I'm currently trying to refactor some code which uses a primitive type into something which I can tuck setters and getters into them. I wanted to make the change to the underlying code transparent, and at first I though C++'s operator overloads would help me out there.
Let's suppose I want to make an "augmented int" type, for instance, that can be treated just like a regular int, but allows for further action wherever I assign to it, and just assignment - all other properties of an int, such as adding with +=, should be preserved.
At first I first though that if I encapsulated the int inside some struct, and filled out the operator= overloads, I'd be set, like in the following example:
#include<iostream>
typedef struct PowerInt{
int x;
PowerInt(){
cout << "PowerInt created\n";
x = 0;
}
~PowerInt(){
cout << "PowerInt destroyed\n";
}
void operator=(int other){
cout << "PowerInt received " << other << "\n";
this->x = other;
}
}PowerInt;
int main(){
PowerInt a;
a = 3;
return 0;
}
The code compiles and runs as expected, but as soon as I try making anything else a regular int could do, like cout << a, or a += 2, or even a simple int b = a; assignment the compiler complains about the operators << and += missing.

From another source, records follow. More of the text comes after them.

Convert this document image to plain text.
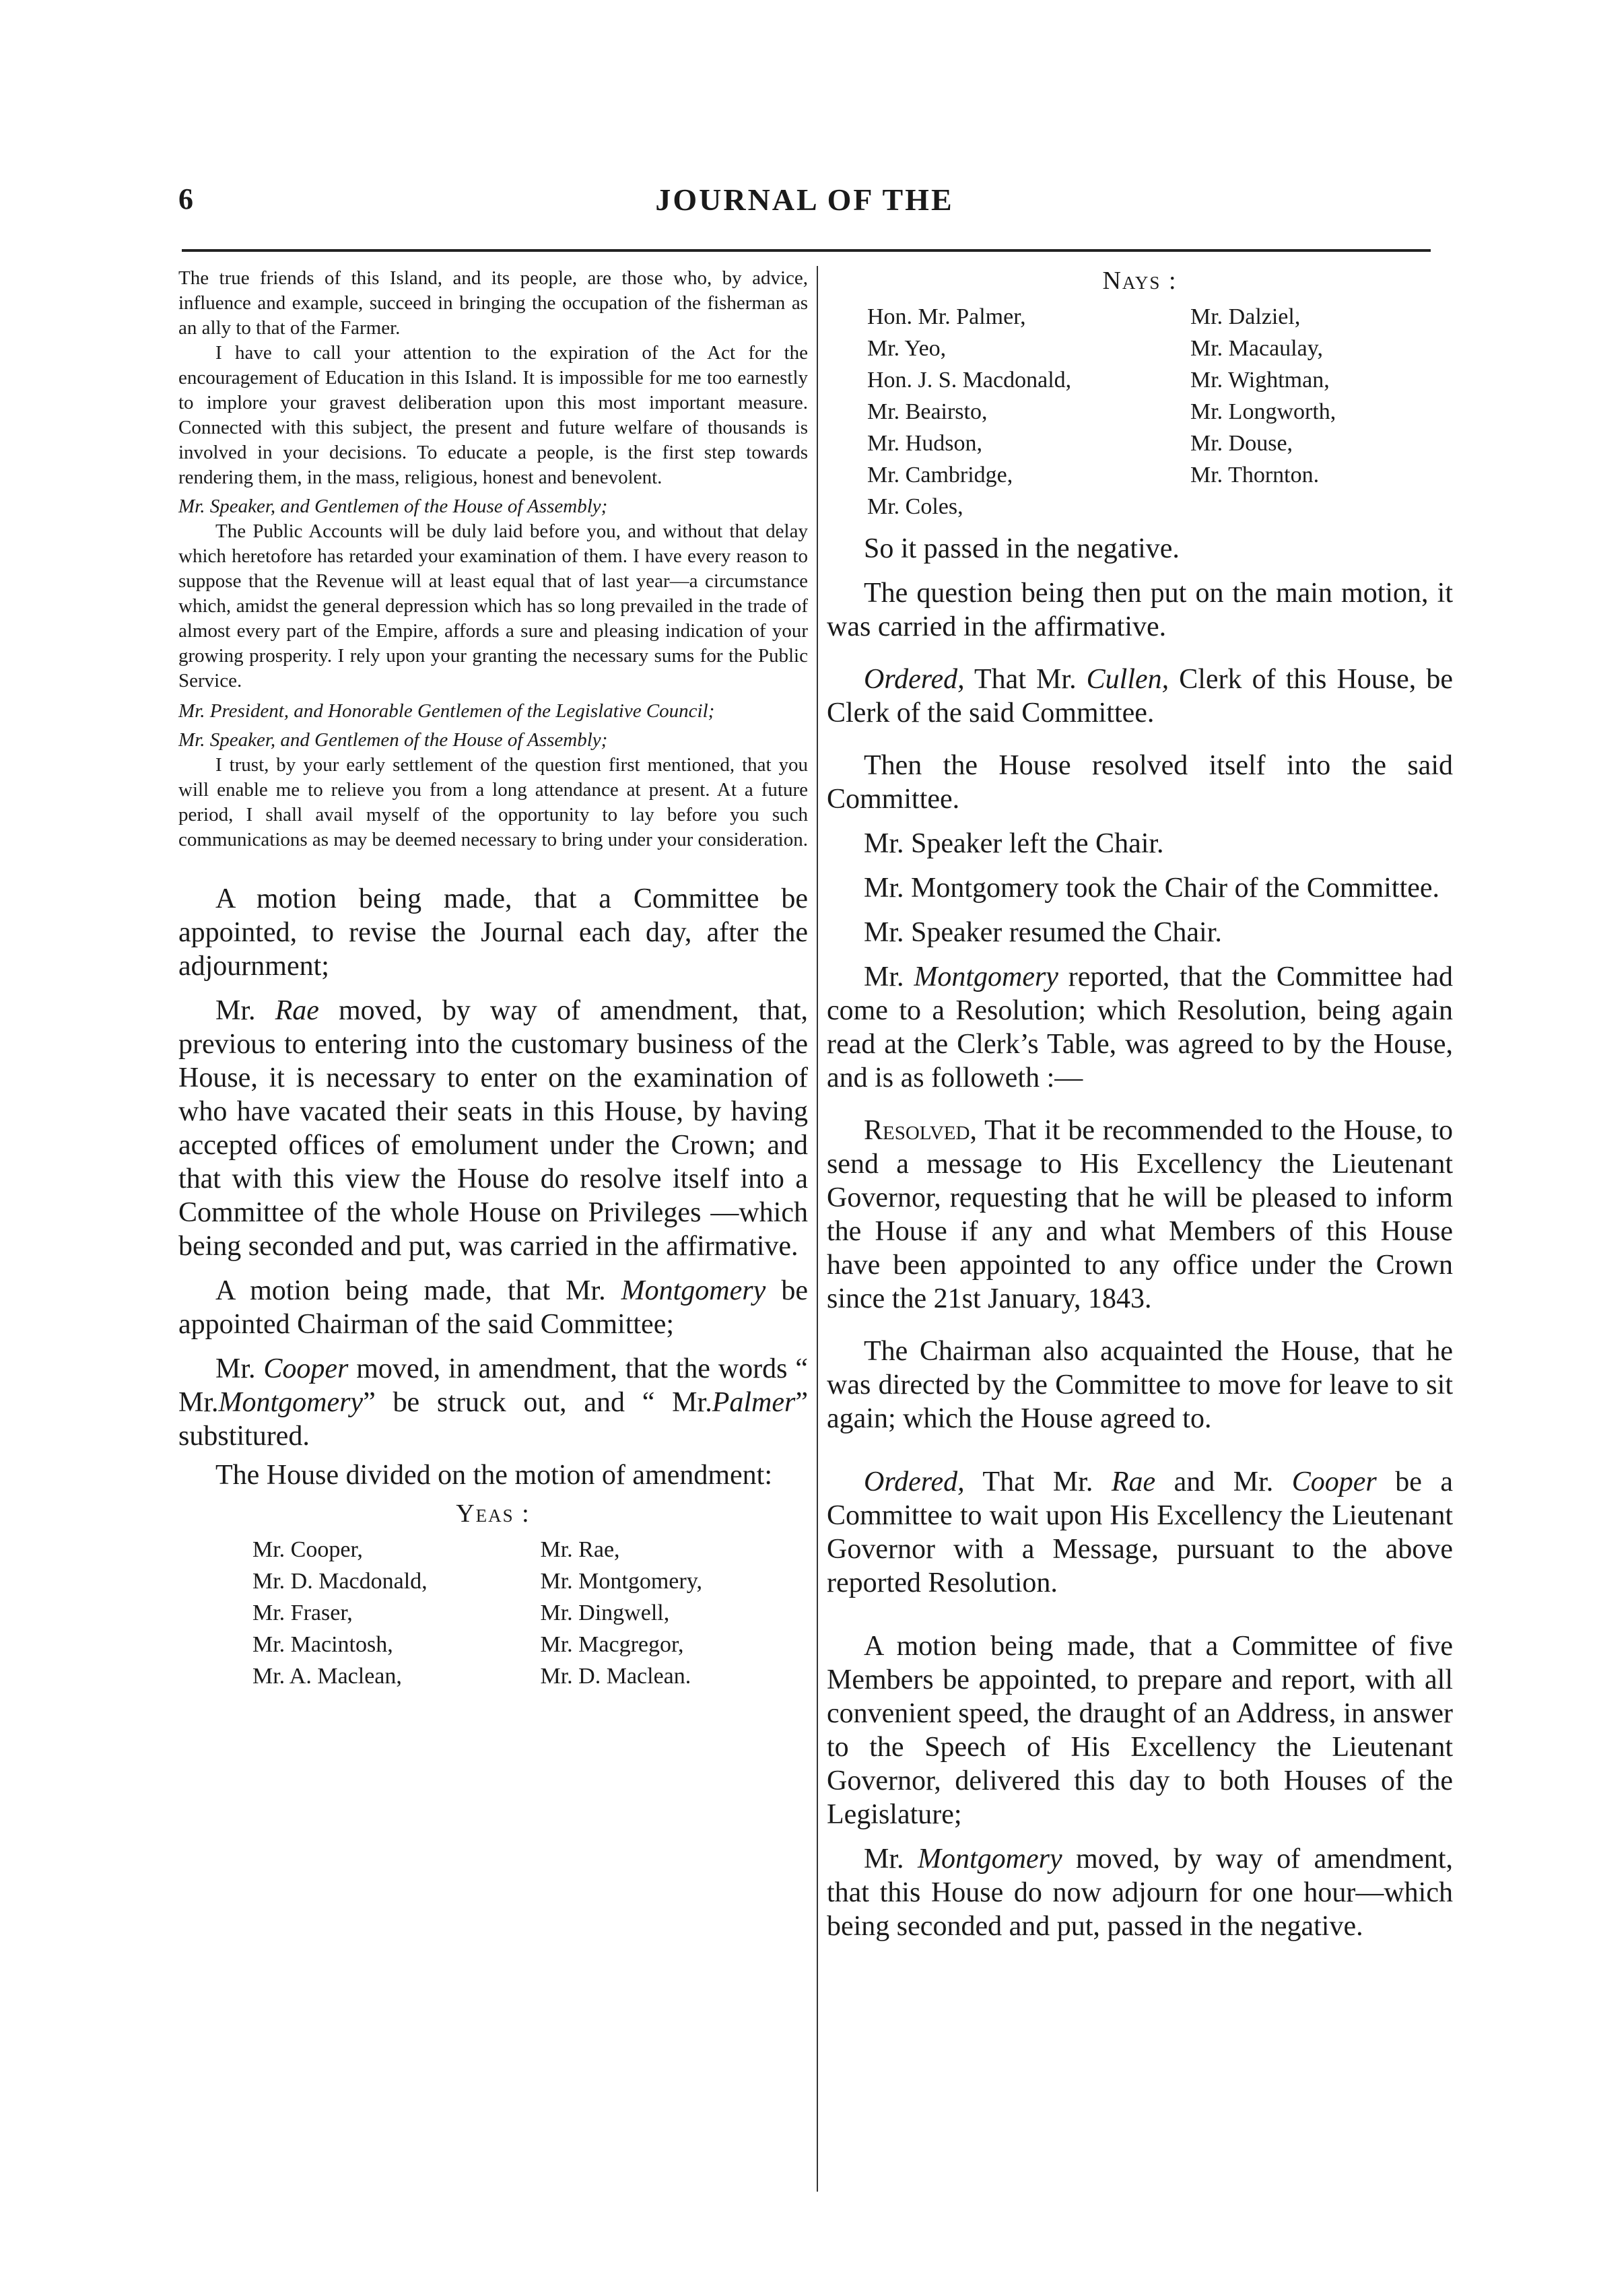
6	JOURNAL OF THE

The true friends of this Island, and its people, are those who, by advice, influence and example, succeed in bringing the occupation of the fisherman as an ally to that of the Farmer.

I have to call your attention to the expiration of the Act for the encouragement of Education in this Island. It is impossible for me too earnestly to implore your gravest deliberation upon this most important measure. Connected with this subject, the present and future welfare of thousands is involved in your decisions. To educate a people, is the first step towards rendering them, in the mass, religious, honest and benevolent.

Mr. Speaker, and Gentlemen of the House of Assembly;

The Public Accounts will be duly laid before you, and without that delay which heretofore has retarded your examination of them. I have every reason to suppose that the Revenue will at least equal that of last year—a circumstance which, amidst the general depression which has so long prevailed in the trade of almost every part of the Empire, affords a sure and pleasing indication of your growing prosperity. I rely upon your granting the necessary sums for the Public Service.

Mr. President, and Honorable Gentlemen of the Legislative Council;

Mr. Speaker, and Gentlemen of the House of Assembly;

I trust, by your early settlement of the question first mentioned, that you will enable me to relieve you from a long attendance at present. At a future period, I shall avail myself of the opportunity to lay before you such communications as may be deemed necessary to bring under your consideration.

A motion being made, that a Committee be appointed, to revise the Journal each day, after the adjournment;

Mr. Rae moved, by way of amendment, that, previous to entering into the customary business of the House, it is necessary to enter on the examination of who have vacated their seats in this House, by having accepted offices of emolument under the Crown; and that with this view the House do resolve itself into a Committee of the whole House on Privileges —which being seconded and put, was carried in the affirmative.

A motion being made, that Mr. Montgomery be appointed Chairman of the said Committee;

Mr. Cooper moved, in amendment, that the words “ Mr.Montgomery” be struck out, and “ Mr.Palmer” substitured.

The House divided on the motion of amendment:

Yeas :
Mr. Cooper,	Mr. Rae,
Mr. D. Macdonald,	Mr. Montgomery,
Mr. Fraser,	Mr. Dingwell,
Mr. Macintosh,	Mr. Macgregor,
Mr. A. Maclean,	Mr. D. Maclean.
Nays :
Hon. Mr. Palmer,	Mr. Dalziel,
Mr. Yeo,	Mr. Macaulay,
Hon. J. S. Macdonald,	Mr. Wightman,
Mr. Beairsto,	Mr. Longworth,
Mr. Hudson,	Mr. Douse,
Mr. Cambridge,	Mr. Thornton.
Mr. Coles,

So it passed in the negative.

The question being then put on the main motion, it was carried in the affirmative.

Ordered, That Mr. Cullen, Clerk of this House, be Clerk of the said Committee.

Then the House resolved itself into the said Committee.

Mr. Speaker left the Chair.

Mr. Montgomery took the Chair of the Committee.

Mr. Speaker resumed the Chair.

Mr. Montgomery reported, that the Committee had come to a Resolution; which Resolution, being again read at the Clerk’s Table, was agreed to by the House, and is as followeth :—

Resolved, That it be recommended to the House, to send a message to His Excellency the Lieutenant Governor, requesting that he will be pleased to inform the House if any and what Members of this House have been appointed to any office under the Crown since the 21st January, 1843.

The Chairman also acquainted the House, that he was directed by the Committee to move for leave to sit again; which the House agreed to.

Ordered, That Mr. Rae and Mr. Cooper be a Committee to wait upon His Excellency the Lieutenant Governor with a Message, pursuant to the above reported Resolution.

A motion being made, that a Committee of five Members be appointed, to prepare and report, with all convenient speed, the draught of an Address, in answer to the Speech of His Excellency the Lieutenant Governor, delivered this day to both Houses of the Legislature;

Mr. Montgomery moved, by way of amendment, that this House do now adjourn for one hour—which being seconded and put, passed in the negative.
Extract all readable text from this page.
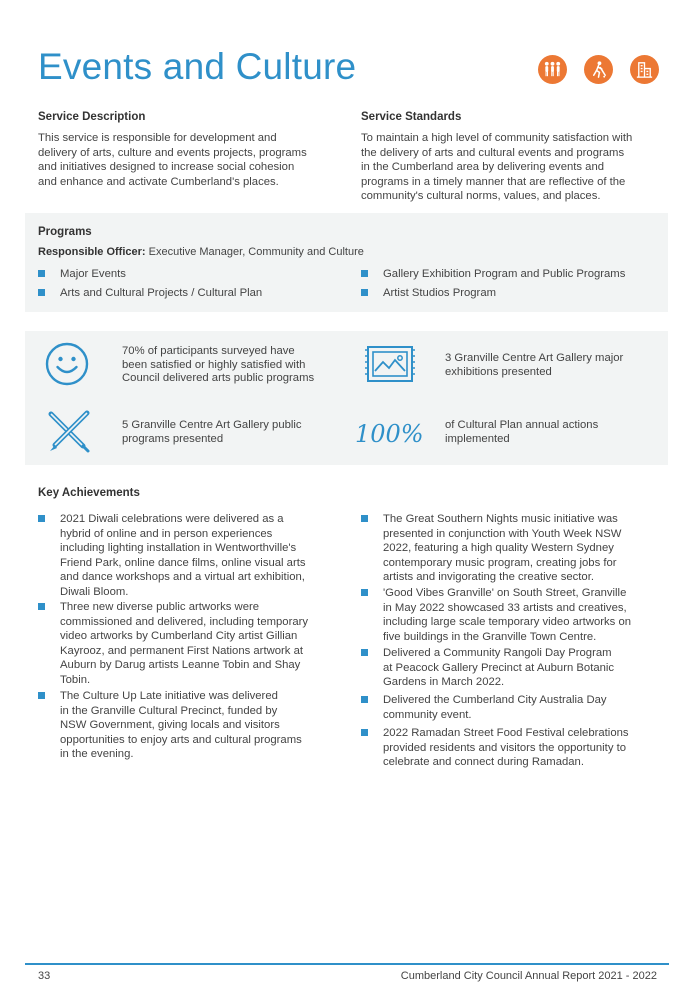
Events and Culture
Service Description
This service is responsible for development and
delivery of arts, culture and events projects, programs
and initiatives designed to increase social cohesion
and enhance and activate Cumberland's places.
Service Standards
To maintain a high level of community satisfaction with
the delivery of arts and cultural events and programs
in the Cumberland area by delivering events and
programs in a timely manner that are reflective of the
community's cultural norms, values, and places.
Programs
Responsible Officer: Executive Manager, Community and Culture
Major Events
Arts and Cultural Projects / Cultural Plan
Gallery Exhibition Program and Public Programs
Artist Studios Program
70% of participants surveyed have
been satisfied or highly satisfied with
Council delivered arts public programs
3 Granville Centre Art Gallery major
exhibitions presented
5 Granville Centre Art Gallery public
programs presented	100% of Cultural Plan annual actions
implemented
Key Achievements
2021 Diwali celebrations were delivered as a
hybrid of online and in person experiences
including lighting installation in Wentworthville's
Friend Park, online dance films, online visual arts
and dance workshops and a virtual art exhibition,
Diwali Bloom.
Three new diverse public artworks were
commissioned and delivered, including temporary
video artworks by Cumberland City artist Gillian
Kayrooz, and permanent First Nations artwork at
Auburn by Darug artists Leanne Tobin and Shay
Tobin.
The Culture Up Late initiative was delivered
in the Granville Cultural Precinct, funded by
NSW Government, giving locals and visitors
opportunities to enjoy arts and cultural programs
in the evening.
The Great Southern Nights music initiative was
presented in conjunction with Youth Week NSW
2022, featuring a high quality Western Sydney
contemporary music program, creating jobs for
artists and invigorating the creative sector.
'Good Vibes Granville' on South Street, Granville
in May 2022 showcased 33 artists and creatives,
including large scale temporary video artworks on
five buildings in the Granville Town Centre.
Delivered a Community Rangoli Day Program
at Peacock Gallery Precinct at Auburn Botanic
Gardens in March 2022.
Delivered the Cumberland City Australia Day
community event.
2022 Ramadan Street Food Festival celebrations
provided residents and visitors the opportunity to
celebrate and connect during Ramadan.
33	Cumberland City Council Annual Report 2021 - 2022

Fair enough; I then though that, at least for << and "assigment =", I could get by using some sort of "generic rvalue operator", or some kind of method which returns PowerInt.x wherever my a is used as an rvalue, automatically making expressions like int c = (a + 3); and if (a == 3) {} valid.
Problem is, I can't find a way to implement this idiom, and this mostly likely has to do with either my little understanding of how operator overloading works in C++, or some language feature I'm not yet aware of. Is it possible to accomplish what I'm trying here?